Le indagini non sono ancora chiuse, sono ancora tanti gli aspetti da chiarire e quasi tutti ruotano intorno alla pistola utilizzata che ancora oggi non si trova. In tal senso, però, saranno decisivi i risultati dell’accertamento Stub eseguito su tutti i protagonisti della vicenda. Così come l’autopsia, che sarà eseguita dal medico legale Alberto Alongi, sul corpo di Di Falco, che potrà svelare dinamiche e traiettorie del colpo.

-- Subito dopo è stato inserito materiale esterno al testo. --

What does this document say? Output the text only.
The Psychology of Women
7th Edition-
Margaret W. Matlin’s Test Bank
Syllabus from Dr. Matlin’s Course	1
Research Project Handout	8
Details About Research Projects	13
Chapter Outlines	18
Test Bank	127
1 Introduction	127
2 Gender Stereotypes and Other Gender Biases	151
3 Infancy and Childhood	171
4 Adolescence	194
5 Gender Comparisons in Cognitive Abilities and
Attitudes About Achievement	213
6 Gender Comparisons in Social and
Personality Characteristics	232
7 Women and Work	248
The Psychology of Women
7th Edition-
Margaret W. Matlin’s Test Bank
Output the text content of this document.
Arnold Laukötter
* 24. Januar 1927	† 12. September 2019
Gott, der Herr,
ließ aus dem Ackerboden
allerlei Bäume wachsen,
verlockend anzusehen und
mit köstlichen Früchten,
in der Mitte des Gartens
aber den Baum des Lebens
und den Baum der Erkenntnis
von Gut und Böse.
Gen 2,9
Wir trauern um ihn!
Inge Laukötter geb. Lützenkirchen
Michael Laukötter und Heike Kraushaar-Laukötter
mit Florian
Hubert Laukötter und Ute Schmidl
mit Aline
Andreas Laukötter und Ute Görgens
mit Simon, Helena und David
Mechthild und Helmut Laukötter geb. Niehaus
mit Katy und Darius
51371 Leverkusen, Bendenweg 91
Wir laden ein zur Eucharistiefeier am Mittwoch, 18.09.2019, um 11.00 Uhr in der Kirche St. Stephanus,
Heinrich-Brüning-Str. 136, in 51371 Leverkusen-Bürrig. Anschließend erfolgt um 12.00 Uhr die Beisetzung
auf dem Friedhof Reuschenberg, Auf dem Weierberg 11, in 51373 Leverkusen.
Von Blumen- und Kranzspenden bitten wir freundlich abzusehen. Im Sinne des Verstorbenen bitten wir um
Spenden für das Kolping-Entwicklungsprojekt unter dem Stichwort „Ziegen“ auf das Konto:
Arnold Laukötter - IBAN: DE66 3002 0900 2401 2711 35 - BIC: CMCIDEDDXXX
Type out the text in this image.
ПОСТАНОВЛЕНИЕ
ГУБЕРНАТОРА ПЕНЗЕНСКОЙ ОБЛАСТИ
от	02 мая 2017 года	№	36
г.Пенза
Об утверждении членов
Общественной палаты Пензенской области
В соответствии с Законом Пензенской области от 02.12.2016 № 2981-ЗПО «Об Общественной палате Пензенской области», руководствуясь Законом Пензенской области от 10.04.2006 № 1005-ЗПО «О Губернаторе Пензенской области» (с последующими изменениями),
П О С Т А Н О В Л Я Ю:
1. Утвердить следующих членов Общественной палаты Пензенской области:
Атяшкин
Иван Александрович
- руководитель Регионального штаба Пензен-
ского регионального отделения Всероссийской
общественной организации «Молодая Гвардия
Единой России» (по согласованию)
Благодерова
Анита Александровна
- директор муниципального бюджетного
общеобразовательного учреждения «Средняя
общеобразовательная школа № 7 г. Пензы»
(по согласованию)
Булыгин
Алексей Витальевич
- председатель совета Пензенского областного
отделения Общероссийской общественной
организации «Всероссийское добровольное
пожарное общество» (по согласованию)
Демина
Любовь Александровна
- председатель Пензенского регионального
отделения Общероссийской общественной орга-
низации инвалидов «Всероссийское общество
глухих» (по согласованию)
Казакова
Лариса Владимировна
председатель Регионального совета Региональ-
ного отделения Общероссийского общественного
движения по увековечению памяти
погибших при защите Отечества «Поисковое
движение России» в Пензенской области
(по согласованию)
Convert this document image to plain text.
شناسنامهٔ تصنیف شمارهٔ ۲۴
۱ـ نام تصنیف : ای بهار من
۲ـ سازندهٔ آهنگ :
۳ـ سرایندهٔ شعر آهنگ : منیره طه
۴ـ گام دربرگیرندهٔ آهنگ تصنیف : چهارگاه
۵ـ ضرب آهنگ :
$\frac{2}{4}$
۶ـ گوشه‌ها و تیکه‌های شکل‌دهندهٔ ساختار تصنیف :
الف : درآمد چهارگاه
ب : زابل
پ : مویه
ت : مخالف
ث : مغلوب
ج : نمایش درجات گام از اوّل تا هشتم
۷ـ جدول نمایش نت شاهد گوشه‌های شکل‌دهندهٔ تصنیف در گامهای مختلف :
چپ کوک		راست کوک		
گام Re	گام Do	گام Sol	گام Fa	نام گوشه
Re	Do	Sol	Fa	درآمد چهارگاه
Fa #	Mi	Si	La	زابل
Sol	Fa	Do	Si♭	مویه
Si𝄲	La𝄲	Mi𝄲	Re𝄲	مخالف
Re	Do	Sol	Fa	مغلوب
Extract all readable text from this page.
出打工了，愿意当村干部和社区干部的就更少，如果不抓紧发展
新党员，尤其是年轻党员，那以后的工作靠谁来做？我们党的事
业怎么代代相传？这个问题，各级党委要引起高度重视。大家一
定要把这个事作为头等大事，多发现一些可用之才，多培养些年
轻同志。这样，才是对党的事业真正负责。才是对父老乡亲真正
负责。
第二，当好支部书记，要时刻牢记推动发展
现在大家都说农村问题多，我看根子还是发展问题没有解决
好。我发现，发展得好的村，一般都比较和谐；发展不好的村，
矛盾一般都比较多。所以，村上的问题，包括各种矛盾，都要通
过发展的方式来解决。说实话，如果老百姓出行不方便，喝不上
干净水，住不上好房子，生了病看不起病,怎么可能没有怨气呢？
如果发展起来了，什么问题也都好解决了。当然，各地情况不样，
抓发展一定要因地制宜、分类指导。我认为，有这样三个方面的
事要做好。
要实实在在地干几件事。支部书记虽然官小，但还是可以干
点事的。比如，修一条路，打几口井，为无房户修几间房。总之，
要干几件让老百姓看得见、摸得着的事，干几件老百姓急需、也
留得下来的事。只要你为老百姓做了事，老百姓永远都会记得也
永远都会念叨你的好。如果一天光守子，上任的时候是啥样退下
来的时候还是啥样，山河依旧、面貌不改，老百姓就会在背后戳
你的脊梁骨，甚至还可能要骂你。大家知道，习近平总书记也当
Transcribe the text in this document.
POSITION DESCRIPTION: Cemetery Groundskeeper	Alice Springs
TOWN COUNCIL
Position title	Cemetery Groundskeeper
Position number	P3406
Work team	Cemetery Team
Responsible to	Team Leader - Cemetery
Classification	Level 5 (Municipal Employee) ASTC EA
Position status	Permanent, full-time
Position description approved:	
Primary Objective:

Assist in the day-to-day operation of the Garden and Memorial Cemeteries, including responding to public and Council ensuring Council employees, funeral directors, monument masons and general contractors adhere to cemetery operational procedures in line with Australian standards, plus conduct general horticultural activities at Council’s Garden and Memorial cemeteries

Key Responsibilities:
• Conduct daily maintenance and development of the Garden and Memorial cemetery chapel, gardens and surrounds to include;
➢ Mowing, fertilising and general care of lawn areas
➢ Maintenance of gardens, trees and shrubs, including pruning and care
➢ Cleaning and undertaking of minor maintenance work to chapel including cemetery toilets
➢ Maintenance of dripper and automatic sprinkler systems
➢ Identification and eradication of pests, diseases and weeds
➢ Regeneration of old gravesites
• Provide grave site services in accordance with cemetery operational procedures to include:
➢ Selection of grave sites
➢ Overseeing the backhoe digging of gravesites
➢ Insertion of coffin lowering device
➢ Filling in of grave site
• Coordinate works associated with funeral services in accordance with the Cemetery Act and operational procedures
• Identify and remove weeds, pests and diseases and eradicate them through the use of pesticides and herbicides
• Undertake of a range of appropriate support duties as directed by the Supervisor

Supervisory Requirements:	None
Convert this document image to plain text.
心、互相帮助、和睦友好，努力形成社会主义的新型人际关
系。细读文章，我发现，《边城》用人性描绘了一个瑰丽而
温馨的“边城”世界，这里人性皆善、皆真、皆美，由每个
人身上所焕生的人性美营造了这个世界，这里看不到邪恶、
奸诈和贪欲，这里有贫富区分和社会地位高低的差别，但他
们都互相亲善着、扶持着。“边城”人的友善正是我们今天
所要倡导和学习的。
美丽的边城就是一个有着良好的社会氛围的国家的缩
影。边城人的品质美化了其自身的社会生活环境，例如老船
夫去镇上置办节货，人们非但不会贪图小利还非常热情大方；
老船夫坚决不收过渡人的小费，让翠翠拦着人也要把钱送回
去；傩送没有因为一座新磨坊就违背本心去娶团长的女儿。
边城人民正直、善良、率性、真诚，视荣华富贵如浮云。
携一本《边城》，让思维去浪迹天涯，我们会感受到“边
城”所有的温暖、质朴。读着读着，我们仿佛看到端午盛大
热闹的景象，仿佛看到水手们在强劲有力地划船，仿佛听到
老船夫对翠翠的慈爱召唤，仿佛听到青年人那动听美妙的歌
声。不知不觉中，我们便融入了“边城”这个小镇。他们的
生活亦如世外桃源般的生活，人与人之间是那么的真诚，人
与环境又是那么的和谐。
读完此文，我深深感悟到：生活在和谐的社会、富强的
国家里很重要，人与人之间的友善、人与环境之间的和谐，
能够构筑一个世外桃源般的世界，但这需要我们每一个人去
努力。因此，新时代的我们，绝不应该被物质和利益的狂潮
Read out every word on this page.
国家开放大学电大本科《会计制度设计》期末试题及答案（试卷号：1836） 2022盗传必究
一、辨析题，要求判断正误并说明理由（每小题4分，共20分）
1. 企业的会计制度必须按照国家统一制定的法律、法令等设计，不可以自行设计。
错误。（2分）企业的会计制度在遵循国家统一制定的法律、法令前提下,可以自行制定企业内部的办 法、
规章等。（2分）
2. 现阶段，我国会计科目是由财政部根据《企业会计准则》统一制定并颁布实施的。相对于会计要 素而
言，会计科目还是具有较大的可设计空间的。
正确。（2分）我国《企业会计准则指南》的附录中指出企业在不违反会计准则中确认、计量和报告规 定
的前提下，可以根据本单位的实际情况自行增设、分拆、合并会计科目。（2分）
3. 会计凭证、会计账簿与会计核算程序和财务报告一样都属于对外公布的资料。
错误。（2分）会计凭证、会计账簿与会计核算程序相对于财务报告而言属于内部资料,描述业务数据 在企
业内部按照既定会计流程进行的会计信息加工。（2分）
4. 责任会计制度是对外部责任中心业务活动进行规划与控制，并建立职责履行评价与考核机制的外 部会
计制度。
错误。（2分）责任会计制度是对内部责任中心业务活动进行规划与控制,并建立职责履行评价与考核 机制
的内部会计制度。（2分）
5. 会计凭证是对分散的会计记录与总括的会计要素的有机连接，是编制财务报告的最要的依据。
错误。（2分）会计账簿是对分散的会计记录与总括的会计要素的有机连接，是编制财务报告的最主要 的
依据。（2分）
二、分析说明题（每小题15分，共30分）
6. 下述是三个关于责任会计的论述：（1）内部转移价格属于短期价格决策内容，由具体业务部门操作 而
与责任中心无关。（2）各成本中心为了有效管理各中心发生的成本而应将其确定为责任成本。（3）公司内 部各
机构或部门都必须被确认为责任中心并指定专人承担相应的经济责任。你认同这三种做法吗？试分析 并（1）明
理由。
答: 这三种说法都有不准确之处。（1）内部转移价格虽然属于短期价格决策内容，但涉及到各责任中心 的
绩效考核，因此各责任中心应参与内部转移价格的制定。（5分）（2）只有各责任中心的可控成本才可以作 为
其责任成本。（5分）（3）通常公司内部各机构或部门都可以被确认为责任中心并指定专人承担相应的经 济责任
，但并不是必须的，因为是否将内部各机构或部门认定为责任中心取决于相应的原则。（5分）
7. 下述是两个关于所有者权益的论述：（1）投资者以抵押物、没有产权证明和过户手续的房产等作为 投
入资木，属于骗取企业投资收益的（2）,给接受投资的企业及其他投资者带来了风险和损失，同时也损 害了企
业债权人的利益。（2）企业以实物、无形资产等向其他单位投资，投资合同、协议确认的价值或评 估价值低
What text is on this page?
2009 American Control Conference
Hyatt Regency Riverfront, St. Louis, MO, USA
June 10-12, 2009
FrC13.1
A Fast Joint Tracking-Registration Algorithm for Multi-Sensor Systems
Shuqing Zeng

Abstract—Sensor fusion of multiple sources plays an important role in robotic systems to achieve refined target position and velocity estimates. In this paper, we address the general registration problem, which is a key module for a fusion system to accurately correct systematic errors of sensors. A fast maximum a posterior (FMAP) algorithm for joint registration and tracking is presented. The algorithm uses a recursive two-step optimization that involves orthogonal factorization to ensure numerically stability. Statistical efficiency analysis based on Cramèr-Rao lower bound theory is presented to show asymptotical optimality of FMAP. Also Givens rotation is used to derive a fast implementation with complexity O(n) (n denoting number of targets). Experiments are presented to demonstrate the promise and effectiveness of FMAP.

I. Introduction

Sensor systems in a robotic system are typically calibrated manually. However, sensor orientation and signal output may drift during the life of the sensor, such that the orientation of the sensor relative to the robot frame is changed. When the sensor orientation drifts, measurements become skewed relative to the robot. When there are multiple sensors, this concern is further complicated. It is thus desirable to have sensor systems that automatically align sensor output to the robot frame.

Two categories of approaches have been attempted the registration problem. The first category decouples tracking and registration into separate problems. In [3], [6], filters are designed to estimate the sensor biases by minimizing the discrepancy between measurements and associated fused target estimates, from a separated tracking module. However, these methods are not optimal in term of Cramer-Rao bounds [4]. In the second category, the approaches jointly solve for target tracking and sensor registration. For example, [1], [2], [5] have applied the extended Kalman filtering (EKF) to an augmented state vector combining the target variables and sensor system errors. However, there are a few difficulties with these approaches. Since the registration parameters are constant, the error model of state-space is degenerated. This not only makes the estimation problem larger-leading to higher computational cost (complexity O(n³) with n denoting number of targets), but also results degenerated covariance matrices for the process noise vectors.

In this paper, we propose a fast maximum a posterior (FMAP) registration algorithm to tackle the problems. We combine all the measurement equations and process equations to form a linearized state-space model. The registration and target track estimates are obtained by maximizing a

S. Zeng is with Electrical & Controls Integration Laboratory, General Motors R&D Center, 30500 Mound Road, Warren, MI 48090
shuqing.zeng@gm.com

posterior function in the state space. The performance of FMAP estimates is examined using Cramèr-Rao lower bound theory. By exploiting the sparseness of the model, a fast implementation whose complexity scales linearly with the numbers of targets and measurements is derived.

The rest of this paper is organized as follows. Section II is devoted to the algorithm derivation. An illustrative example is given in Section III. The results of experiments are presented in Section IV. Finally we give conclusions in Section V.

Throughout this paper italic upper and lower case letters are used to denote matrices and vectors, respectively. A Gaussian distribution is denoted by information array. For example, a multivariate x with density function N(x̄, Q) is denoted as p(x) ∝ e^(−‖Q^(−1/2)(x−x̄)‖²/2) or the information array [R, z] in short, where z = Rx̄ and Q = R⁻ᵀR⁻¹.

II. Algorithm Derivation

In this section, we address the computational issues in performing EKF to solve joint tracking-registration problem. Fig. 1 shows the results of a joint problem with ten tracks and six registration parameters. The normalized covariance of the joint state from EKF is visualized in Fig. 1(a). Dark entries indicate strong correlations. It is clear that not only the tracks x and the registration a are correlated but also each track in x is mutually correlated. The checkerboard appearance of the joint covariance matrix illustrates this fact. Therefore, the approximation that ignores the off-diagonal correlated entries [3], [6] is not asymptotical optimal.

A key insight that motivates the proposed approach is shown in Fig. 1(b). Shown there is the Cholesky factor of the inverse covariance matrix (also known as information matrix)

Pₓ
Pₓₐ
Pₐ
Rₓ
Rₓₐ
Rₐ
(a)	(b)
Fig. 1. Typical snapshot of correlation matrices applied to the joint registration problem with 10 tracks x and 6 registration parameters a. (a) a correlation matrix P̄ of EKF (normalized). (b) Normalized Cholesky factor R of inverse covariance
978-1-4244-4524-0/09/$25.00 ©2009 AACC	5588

“La pistola ancora non si trova e questo la dice lunga sul fatto che gli assalitori hanno avuto poi il tempo di averla nascosta e di conseguenza non ci consente di assicurarla e di evitare che questa venga utilizzata per crimini efferati di questo tipo”. Queste le dichiarazioni di Vincenzo Perta a capo della Squadra Mobile della Questura di Agrigento.
“Si tratta di una vicenda grave, che purtroppo pone ancora una volta in luce il problema non soltanto culturale ma anche morale. Piccoli problemi di credito tra commercianti di certo non possono risolversi con la prepotenza ma richiedono il lavoro delle istituzioni preposte a risolvere questi tipi di problemi. Tante le armi che circolano, e che purtroppo vengono usati per fatti del genere”, ha concluso.